Nascido no Senegal, Adams teve uma infância muito pobre como a da grande maioria de seus conterrâneos, sendo criado por sua avó. Quando tinha 8 anos, em 1956, foi levado para a França, em um orfanato de Montargis, pequena cidade da região central francesa. Logo foi adotado por um casal local. Sempre mostrando aptidão para o esporte, o encorpado jovem fez parte de alguns clubes amadores em sua juventude, como o US Cepoy, o CD Bellegarde e o USM Montargis. Em 1967, entra para o time amador do Racing Club de Fontainebleau. Nos dois anos seguintes, é vice-campeão amador da França, mas ainda jogando como atacante. Uma dessas finais foi televisionada, e Kader Firoud, então ex-técnico do Nimes, se impressionou com o porte físico do franco-senegalês.

Em 1969, Firoud volta a comandar o Nimes e quase de imediato, busca contratar aquele garoto que o impressionara. Porém, o argelino erradicado francês transforma Adams em volante e o ajuda a aprimorar-se em todos os aspectos. “Kader Firoud é o homem a quem devo tudo. Ele me levou na mão, me formou, me deu confiança e não me deixou”, disse certa vez. Em seu primeiro ano, Adams entra apenas esporadicamente na equipe titular. Mas na temporada 1971-1972, assuma a titularidade absoluta e contribuiu com a excelente campanha do Nimes no campeonato francês, ficando atrás apenas do Olympique de Marseille, além de conquistar a Copa dos Alpes. 

Suas atuações lhe renderam 22 convocações para a Seleção Francesa. E a história de Adams está ligada de alguma forma ao Brasil, já que em 1972, o zagueiro viajou com Les Bleus para a disputa da Taça da Independência, um torneio que reuniu 20 seleções para comemorar os 150 anos de independência do país. Ainda como volante, estreou na competição na vitória por 3 a 2 contra a Colômbia, na Fonte Nova. 

Em 73, muda-se para o Nice comandado por Vlatko Markovic. O treinador iugoslavo toma uma importante decisão para a carreira de Adams, mais uma vez recuando o jogador, agora para a defesa. Na Seleção, forma ao lado de Marius Trésor a chamada Le Garde Noire, a Guarda Negra, em português. Porém, o fracasso na missão de levar o time gaulês a Eurocopa de 1976, transformou-se em um desmanche, e Adams não voltou a ser chamado. 

Em 77, após novo vice-campeonato nacional (desta vez pelo Nice), assina com o Paris Saint-Germain, ficando 2 temporadas na equipe da capital, mas sem o mesmo brilho do início de carreira. Sem atingir o mesmo nível técnico, disputa a segunda divisão pelo Mulhouse, até voltar ao amadorismo pelo Chalon. Em 81, detecta-se um problema no joelho. Em março de 82, na data já citada, dá entrada no hospital Edouard Herriot, em Lyon.

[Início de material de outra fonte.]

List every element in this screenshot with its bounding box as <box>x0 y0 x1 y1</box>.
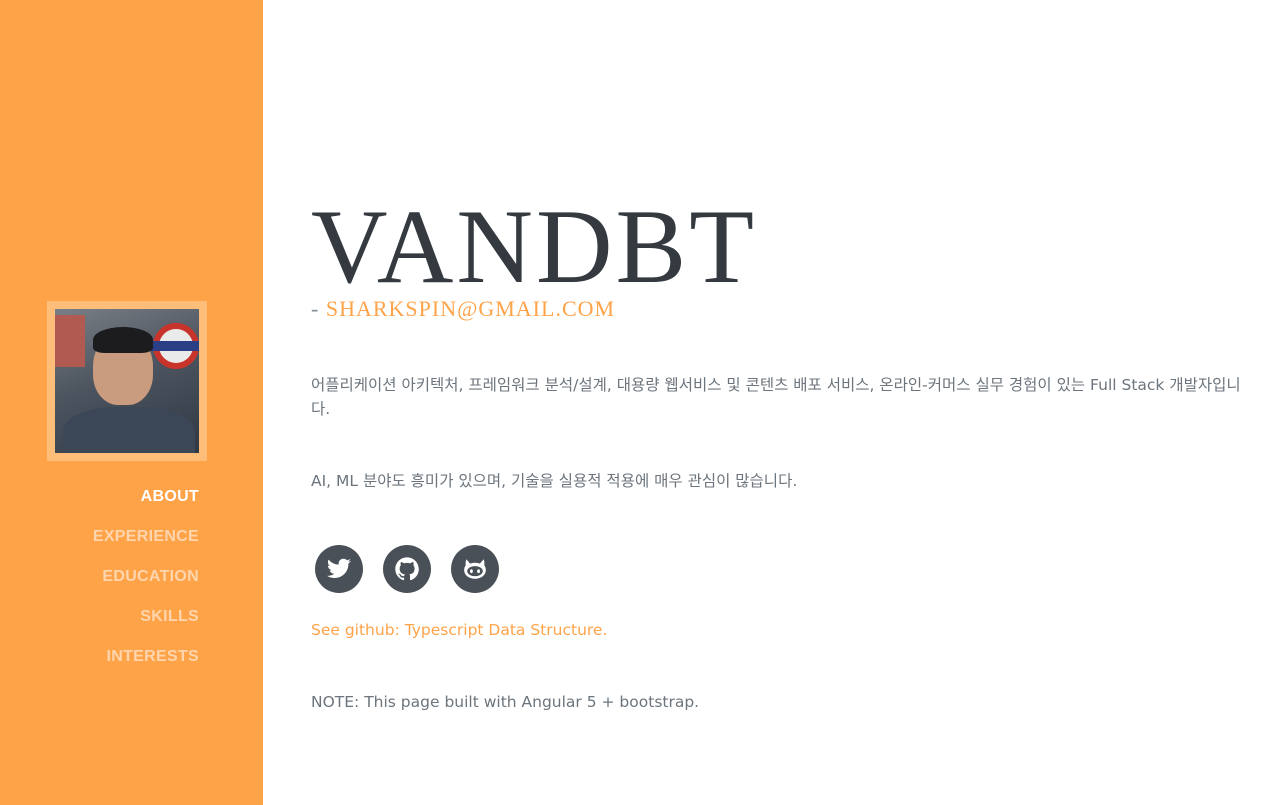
nav-item-education[interactable]: EDUCATION <box>93 566 199 606</box>
note-text: NOTE: This page built with Angular 5 + b… <box>311 693 700 711</box>
twitter-button[interactable] <box>315 545 363 593</box>
nav-item-about[interactable]: ABOUT <box>93 486 199 526</box>
email-link[interactable]: SHARKSPIN@GMAIL.COM <box>326 296 615 321</box>
nav-item-interests[interactable]: INTERESTS <box>93 646 199 686</box>
nav-item-skills[interactable]: SKILLS <box>93 606 199 646</box>
interest-paragraph: AI, ML 분야도 흥미가 있으며, 기술을 실용적 적용에 매우 관심이 많… <box>311 472 798 490</box>
github-data-structure-link[interactable]: See github: Typescript Data Structure. <box>311 621 607 639</box>
sidebar: ABOUT EXPERIENCE EDUCATION SKILLS INTERE… <box>0 0 263 805</box>
profile-avatar <box>47 301 207 461</box>
github-icon <box>395 557 419 581</box>
twitter-icon <box>327 558 351 578</box>
page-title: VANDBT <box>311 188 757 305</box>
nav-item-experience[interactable]: EXPERIENCE <box>93 526 199 566</box>
subheading: - SHARKSPIN@GMAIL.COM <box>311 296 615 322</box>
subheading-dash: - <box>311 296 326 321</box>
sidebar-nav: ABOUT EXPERIENCE EDUCATION SKILLS INTERE… <box>93 486 199 686</box>
github-button[interactable] <box>383 545 431 593</box>
github-cat-button[interactable] <box>451 545 499 593</box>
intro-paragraph: 어플리케이션 아키텍처, 프레임워크 분석/설계, 대용량 웹서비스 및 콘텐츠… <box>311 376 1241 418</box>
profile-photo <box>55 309 199 453</box>
github-cat-icon <box>464 559 486 579</box>
social-icons <box>315 545 499 593</box>
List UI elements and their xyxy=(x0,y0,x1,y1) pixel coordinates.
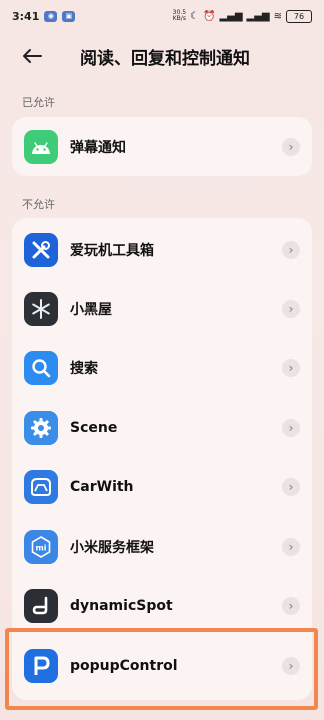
app-name: 搜索 xyxy=(70,360,98,377)
app-row-dynamicspot[interactable]: dynamicSpot › xyxy=(12,576,312,635)
app-name: 爱玩机工具箱 xyxy=(70,242,154,259)
allowed-card: 弹幕通知 › xyxy=(12,117,312,176)
notification-app-icon: ◉ xyxy=(44,10,58,22)
search-icon xyxy=(24,350,58,385)
section-allowed-label: 已允许 xyxy=(22,96,55,109)
dynamicspot-icon xyxy=(24,588,58,623)
signal-icon: ▂▄▆ xyxy=(219,10,243,22)
app-row-mi-framework[interactable]: mi 小米服务框架 › xyxy=(12,517,312,576)
notification-app-icon-2: ▣ xyxy=(62,10,76,22)
status-bar: 3:41 ◉ ▣ 30.5 KB/s ☾ ⏰ ▂▄▆ ▂▄▆ ≋ 76 xyxy=(0,0,324,32)
alarm-icon: ⏰ xyxy=(203,10,216,22)
svg-text:mi: mi xyxy=(35,543,46,552)
not-allowed-card: 爱玩机工具箱 › 小黑屋 › 搜索 › Scene › CarWith › mi… xyxy=(12,218,312,700)
app-name: dynamicSpot xyxy=(70,597,173,614)
status-left: 3:41 ◉ ▣ xyxy=(12,9,76,23)
chevron-right-icon: › xyxy=(282,358,300,377)
signal-icon-2: ▂▄▆ xyxy=(246,10,270,22)
status-right: 30.5 KB/s ☾ ⏰ ▂▄▆ ▂▄▆ ≋ 76 xyxy=(172,9,312,23)
app-name: 弹幕通知 xyxy=(70,139,126,156)
mi-icon: mi xyxy=(24,529,58,564)
app-name: 小米服务框架 xyxy=(70,539,154,556)
chevron-right-icon: › xyxy=(282,137,300,156)
moon-icon: ☾ xyxy=(190,10,199,22)
chevron-right-icon: › xyxy=(282,537,300,556)
app-row-popupcontrol[interactable]: popupControl › xyxy=(12,636,312,695)
app-name: Scene xyxy=(70,419,118,436)
gear-icon xyxy=(24,410,58,445)
car-icon xyxy=(24,469,58,504)
app-row-scene[interactable]: Scene › xyxy=(12,398,312,457)
popup-p-icon xyxy=(24,648,58,683)
page-title: 阅读、回复和控制通知 xyxy=(80,49,250,69)
app-row-search[interactable]: 搜索 › xyxy=(12,338,312,397)
chevron-right-icon: › xyxy=(282,656,300,675)
app-name: popupControl xyxy=(70,657,178,674)
android-icon xyxy=(24,129,58,164)
app-row-aiwanji[interactable]: 爱玩机工具箱 › xyxy=(12,220,312,279)
back-arrow-icon[interactable] xyxy=(16,40,48,72)
tools-icon xyxy=(24,232,58,267)
chevron-right-icon: › xyxy=(282,596,300,615)
status-time: 3:41 xyxy=(12,9,40,23)
chevron-right-icon: › xyxy=(282,418,300,437)
chevron-right-icon: › xyxy=(282,477,300,496)
chevron-right-icon: › xyxy=(282,240,300,259)
snowflake-icon xyxy=(24,291,58,326)
app-name: CarWith xyxy=(70,478,134,495)
app-row-xiaoheiwu[interactable]: 小黑屋 › xyxy=(12,279,312,338)
section-not-allowed-label: 不允许 xyxy=(22,198,55,211)
app-row-carwith[interactable]: CarWith › xyxy=(12,457,312,516)
page-header: 阅读、回复和控制通知 xyxy=(0,32,324,80)
app-name: 小黑屋 xyxy=(70,301,112,318)
battery-icon: 76 xyxy=(286,9,312,23)
chevron-right-icon: › xyxy=(282,299,300,318)
app-row-danmu[interactable]: 弹幕通知 › xyxy=(12,117,312,176)
wifi-icon: ≋ xyxy=(273,10,282,22)
net-speed: 30.5 KB/s xyxy=(172,9,187,22)
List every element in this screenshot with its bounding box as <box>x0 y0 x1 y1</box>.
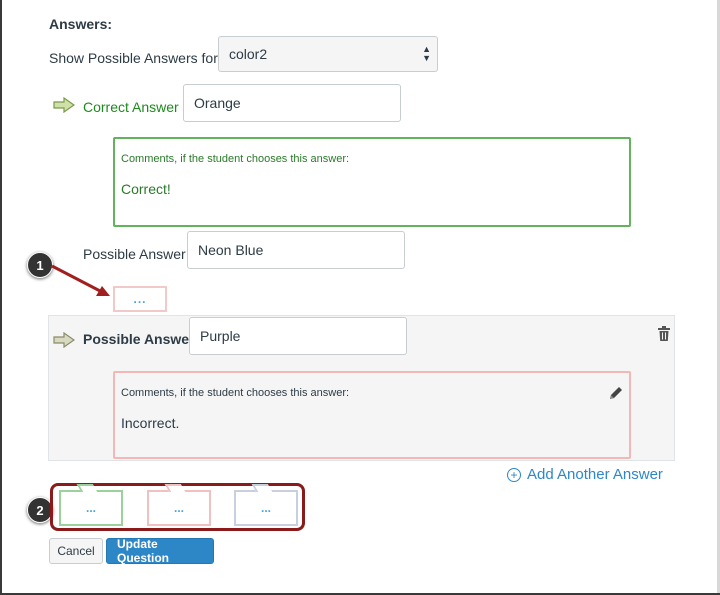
correct-answer-label: Correct Answer <box>83 99 179 115</box>
answers-header: Answers: <box>49 16 113 32</box>
comment-text: Incorrect. <box>121 415 180 431</box>
add-comment-button[interactable]: ... <box>113 286 167 312</box>
possible-answer-value: Neon Blue <box>198 242 264 258</box>
comment-text: Correct! <box>121 181 171 197</box>
correct-answer-value: Orange <box>194 95 241 111</box>
possible-answer-label-active: Possible Answer <box>83 331 195 347</box>
update-question-button[interactable]: Update Question <box>106 537 214 565</box>
add-another-answer-label: Add Another Answer <box>527 466 663 483</box>
incorrect-answer-comment-box[interactable]: Comments, if the student chooses this an… <box>113 371 631 459</box>
add-another-answer-link[interactable]: + Add Another Answer <box>507 466 663 483</box>
possible-answer-value: Purple <box>200 328 241 344</box>
possible-answer-label: Possible Answer <box>83 246 186 262</box>
trash-icon[interactable] <box>657 326 671 342</box>
arrow-right-icon <box>53 97 75 113</box>
correct-answer-input[interactable]: Orange <box>183 84 401 122</box>
cancel-button[interactable]: Cancel <box>49 538 103 564</box>
correct-comment-button[interactable]: ... <box>59 484 123 526</box>
show-possible-answers-label: Show Possible Answers for <box>49 50 218 66</box>
pencil-icon[interactable] <box>608 385 624 401</box>
comment-title: Comments, if the student chooses this an… <box>121 153 350 165</box>
plus-circle-icon: + <box>507 467 521 482</box>
select-arrows-icon: ▲ ▼ <box>422 44 431 63</box>
show-possible-answers-select[interactable]: color2 ▲ ▼ <box>218 36 438 72</box>
callout-arrow-icon <box>51 264 110 296</box>
neutral-comment-button[interactable]: ... <box>234 484 298 526</box>
correct-answer-comment-box[interactable]: Comments, if the student chooses this an… <box>113 137 631 227</box>
arrow-right-icon <box>53 332 75 348</box>
incorrect-comment-button[interactable]: ... <box>147 484 211 526</box>
possible-answer-input-active[interactable]: Purple <box>189 317 407 355</box>
comment-title: Comments, if the student chooses this an… <box>121 387 350 399</box>
possible-answer-input[interactable]: Neon Blue <box>187 231 405 269</box>
select-value: color2 <box>229 46 268 62</box>
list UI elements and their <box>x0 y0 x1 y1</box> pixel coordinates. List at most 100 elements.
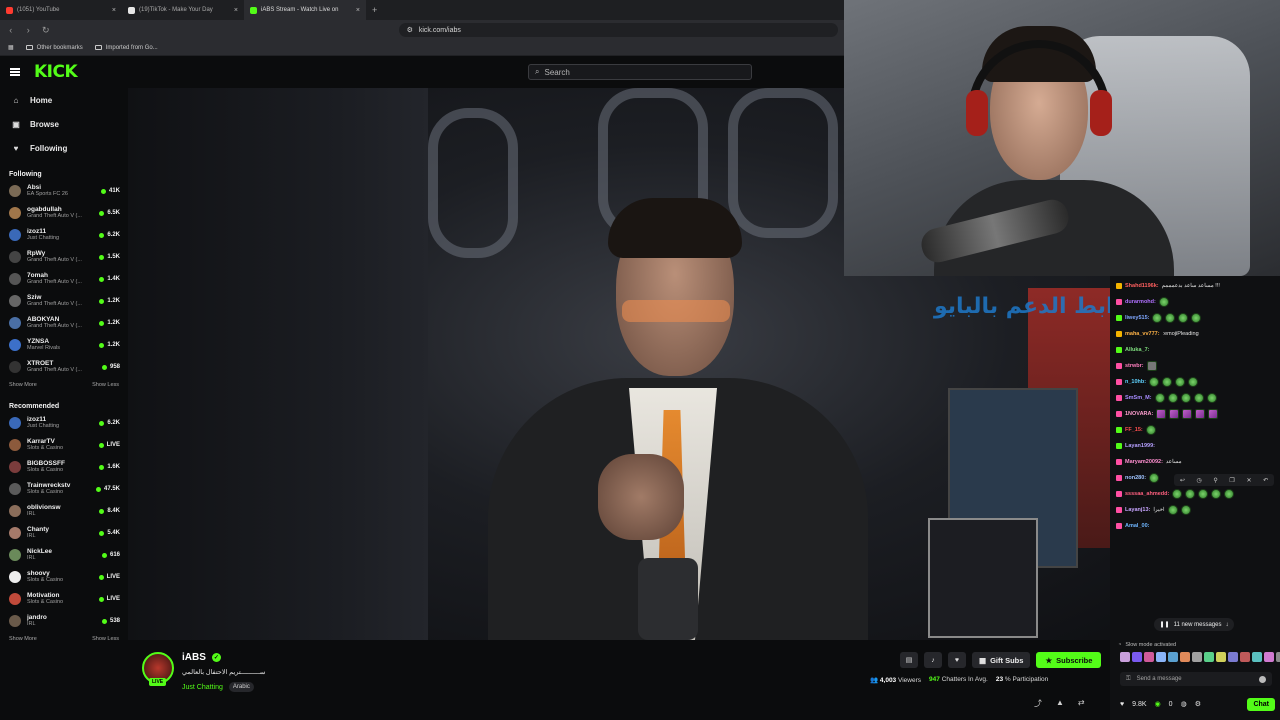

Jean-Pierre Adams, então com 34 anos entra em coma profundo. Casado desde abril de 69 com Bernadette, mesmo contra a família da moça, o zagueiro tinha 2 filhos: Laurent e Frederic, na época com 12 e 7 anos, respectivamente. As investigações revelaram que no lugar de dois anestesistas necessários havia apenas um estudante de práticas. Uma sucessão de erros na aplicação da anestesia causou um broncoespasmo, dificultando a respiração, e privando o cérebro de oxigênio por vários minutos. 

Há 36 anos, Bernadette, hoje com 73, segue cuidando de Adams, com 65. “Não há nenhuma mudança, seja boa ou ruim. Tenho a impressão de que o tempo parou em 17 de Março de 1982. Eu falo com ele o tempo todo. às vezes eu diria que ele reage. Quando, por exemplo , ele ouve uma voz que ele não tinha ouvido falar por um longo tempo , eu vejo a diferença. Ele move as mandíbulas , parece que ele vê algo . Quando seus (quatro) netos se divertindo em sua cama , como fizeram nossos dois filho antes deles”. Quanto a desligar os aparelhos, Bernadette é enfática: “É impensável! Ele não pode falar. Não tomaria essa decisão por ele.”


Texto originalmente postado em 27 de janeiro de 2014 no extinto O Futebolista e atualizado em 31 de dezembro de 2018. Foi a primeira menção da história de Adams na imprensa esportiva brasileira.